Taqz, ABD'deki üniversitelerde başlayan ve Avrupa'daki üniversitelere sıçrayan Filistin'e destek eylemlerine dair de mesajlar verdi.

Dünya halklarının Filistin halkıyla dayanışmalarını ifade etmelerinin ve Filistin halkının var olma ve bağımsızlık hakkını desteklemelerinin çok çok önemli olduğunu düşündüklerini söyleyen Taqz, "Bu, Filistin halkına, kendilerinin yalnız olmadığını ve dünyadaki demokratik, ilerici ve vicdanlı insanların desteğini aldığını hissettiriyor. Bu destek, Filistinlilere zafer elde edene kadar verecekleri mücadelede güç veriyor" dedi.

Bu nedenle, özellikle Batı ülkelerinde ve ABD’de Filistin halkına olan desteğin devam etmesinin nihai etkileri olacağını değerlendirdiklerini aktaran Taqz, "Devam eden eylemler, Avrupa ve ABD’nin izlediği siyasetleri değiştirmeleri gerektiğini gösteriyor. İsrail’in saldırılarına, Filistin ve Arap topraklarının işgaline verdikleri kör destek sona ermeli" diye devam etti.

'Filistin sorunu çözülmeden Ortadoğu'ya barış gelmeyecek'

Taqz, devamında şunları kaydetti:

"Şunu da bilmek gerekiyor ki, Filistin sorunu çözülmeden, Filistin halkına kendi kaderini tayin ve devlet kurma hakkını vermeden Ortadoğu’ya barış gelmeyecek. Son 20 ila 30 yılda, hatta İsrail’in kurulduğu 1948 yılından bu yana bölge her zaman çatışmalara, savaşlara ve İsrail’in ve Batı ülkelerinin saldırganlıklarına tanık olduğunu görüyoruz. İsrail’in ve ABD’nin saldırgan tavırları nedeniyle Lübnan’da, Suriye’de, Ürdün’de, Mısır’da ve özellikle Yemen’de savaş korkusu her zaman yüksek seviyede. Bu saldırganlıklar sonucunda, Irak, Afganistan, Suriye yok edildi. Lübnan’ın, Suriye’nin bir bölümü işgal altında. Filistin sorunu çözülmediği sürece Ortadoğu’da hatta dünyada barış her zaman tehdit altında olacak. Bundan dolayı, Filistinlilerin haklarına dönük destek ve eylemlerin devamı çok önemli."

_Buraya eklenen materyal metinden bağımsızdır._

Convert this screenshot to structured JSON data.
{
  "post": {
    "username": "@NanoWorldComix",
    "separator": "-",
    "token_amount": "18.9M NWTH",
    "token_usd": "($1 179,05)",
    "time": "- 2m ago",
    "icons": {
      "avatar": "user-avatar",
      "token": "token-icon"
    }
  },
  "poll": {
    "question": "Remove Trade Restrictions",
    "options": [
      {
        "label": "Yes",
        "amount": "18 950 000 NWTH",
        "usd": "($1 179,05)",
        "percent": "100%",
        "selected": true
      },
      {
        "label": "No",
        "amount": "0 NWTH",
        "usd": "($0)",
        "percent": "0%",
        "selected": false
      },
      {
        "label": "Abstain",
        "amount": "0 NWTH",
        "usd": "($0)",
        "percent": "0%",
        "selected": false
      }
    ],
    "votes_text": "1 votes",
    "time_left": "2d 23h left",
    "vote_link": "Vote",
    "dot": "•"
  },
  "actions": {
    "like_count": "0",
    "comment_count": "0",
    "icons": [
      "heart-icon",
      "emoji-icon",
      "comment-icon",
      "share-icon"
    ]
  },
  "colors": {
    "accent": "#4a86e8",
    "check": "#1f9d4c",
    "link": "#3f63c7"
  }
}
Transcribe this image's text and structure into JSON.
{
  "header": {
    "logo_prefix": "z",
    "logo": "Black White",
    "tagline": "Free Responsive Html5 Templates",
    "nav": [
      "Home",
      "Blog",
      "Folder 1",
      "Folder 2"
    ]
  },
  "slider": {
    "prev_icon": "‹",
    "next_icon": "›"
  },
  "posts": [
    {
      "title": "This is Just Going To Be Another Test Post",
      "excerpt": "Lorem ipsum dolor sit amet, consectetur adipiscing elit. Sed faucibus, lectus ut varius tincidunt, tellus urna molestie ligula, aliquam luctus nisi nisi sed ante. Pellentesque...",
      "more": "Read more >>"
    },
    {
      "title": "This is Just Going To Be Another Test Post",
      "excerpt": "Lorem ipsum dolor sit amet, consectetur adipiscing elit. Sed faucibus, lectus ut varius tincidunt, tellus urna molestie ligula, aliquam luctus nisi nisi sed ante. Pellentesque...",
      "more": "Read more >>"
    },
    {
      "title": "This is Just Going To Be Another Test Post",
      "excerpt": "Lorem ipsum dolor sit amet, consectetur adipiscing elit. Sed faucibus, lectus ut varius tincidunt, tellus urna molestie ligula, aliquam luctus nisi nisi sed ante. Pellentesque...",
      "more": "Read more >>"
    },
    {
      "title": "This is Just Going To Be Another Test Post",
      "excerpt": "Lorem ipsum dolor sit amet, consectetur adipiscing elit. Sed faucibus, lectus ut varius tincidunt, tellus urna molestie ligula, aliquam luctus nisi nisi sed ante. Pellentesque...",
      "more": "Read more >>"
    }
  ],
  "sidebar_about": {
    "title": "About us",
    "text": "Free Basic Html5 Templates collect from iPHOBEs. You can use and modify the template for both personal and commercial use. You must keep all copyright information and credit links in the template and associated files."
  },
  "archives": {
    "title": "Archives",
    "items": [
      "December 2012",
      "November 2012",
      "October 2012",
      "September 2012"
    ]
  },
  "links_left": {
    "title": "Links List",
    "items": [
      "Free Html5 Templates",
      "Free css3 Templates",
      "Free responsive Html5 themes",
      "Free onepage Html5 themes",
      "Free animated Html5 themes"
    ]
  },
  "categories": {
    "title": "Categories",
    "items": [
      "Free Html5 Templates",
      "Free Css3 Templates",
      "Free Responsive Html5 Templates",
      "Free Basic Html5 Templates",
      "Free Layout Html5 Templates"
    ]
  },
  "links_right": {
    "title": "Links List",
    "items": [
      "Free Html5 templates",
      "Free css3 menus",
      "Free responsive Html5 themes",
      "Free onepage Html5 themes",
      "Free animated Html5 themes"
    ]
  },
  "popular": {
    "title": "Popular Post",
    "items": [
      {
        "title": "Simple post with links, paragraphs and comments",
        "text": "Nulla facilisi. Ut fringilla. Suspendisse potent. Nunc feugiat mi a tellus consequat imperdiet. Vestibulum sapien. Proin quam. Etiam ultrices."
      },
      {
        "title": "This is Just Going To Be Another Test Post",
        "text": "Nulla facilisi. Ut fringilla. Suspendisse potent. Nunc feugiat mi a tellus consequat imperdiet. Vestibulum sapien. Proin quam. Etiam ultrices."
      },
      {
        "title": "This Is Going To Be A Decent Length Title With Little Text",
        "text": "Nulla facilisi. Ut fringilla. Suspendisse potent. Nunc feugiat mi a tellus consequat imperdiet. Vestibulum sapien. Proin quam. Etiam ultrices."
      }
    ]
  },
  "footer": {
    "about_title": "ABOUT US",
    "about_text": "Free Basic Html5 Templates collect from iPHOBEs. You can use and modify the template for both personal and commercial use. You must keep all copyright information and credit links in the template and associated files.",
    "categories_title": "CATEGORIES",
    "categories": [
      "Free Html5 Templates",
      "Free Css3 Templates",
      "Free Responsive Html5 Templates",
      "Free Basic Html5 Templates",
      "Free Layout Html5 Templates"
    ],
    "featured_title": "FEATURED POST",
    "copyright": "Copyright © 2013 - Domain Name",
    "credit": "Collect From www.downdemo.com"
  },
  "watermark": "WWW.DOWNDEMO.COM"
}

Türkiye halkına dostluk mesajı

Sözlerini Türkiye halkına mesaj vererek sonlandıran Taqz, şöyle konuştu:

"Çoğunluğu Filistin davasının yanında olan Türkiye halkına da dostça mesajlarımı iletmek istiyorum. Türkiye devletinin de Filistin meselesinde daha pozitif adımlar atmasını umuyoruz."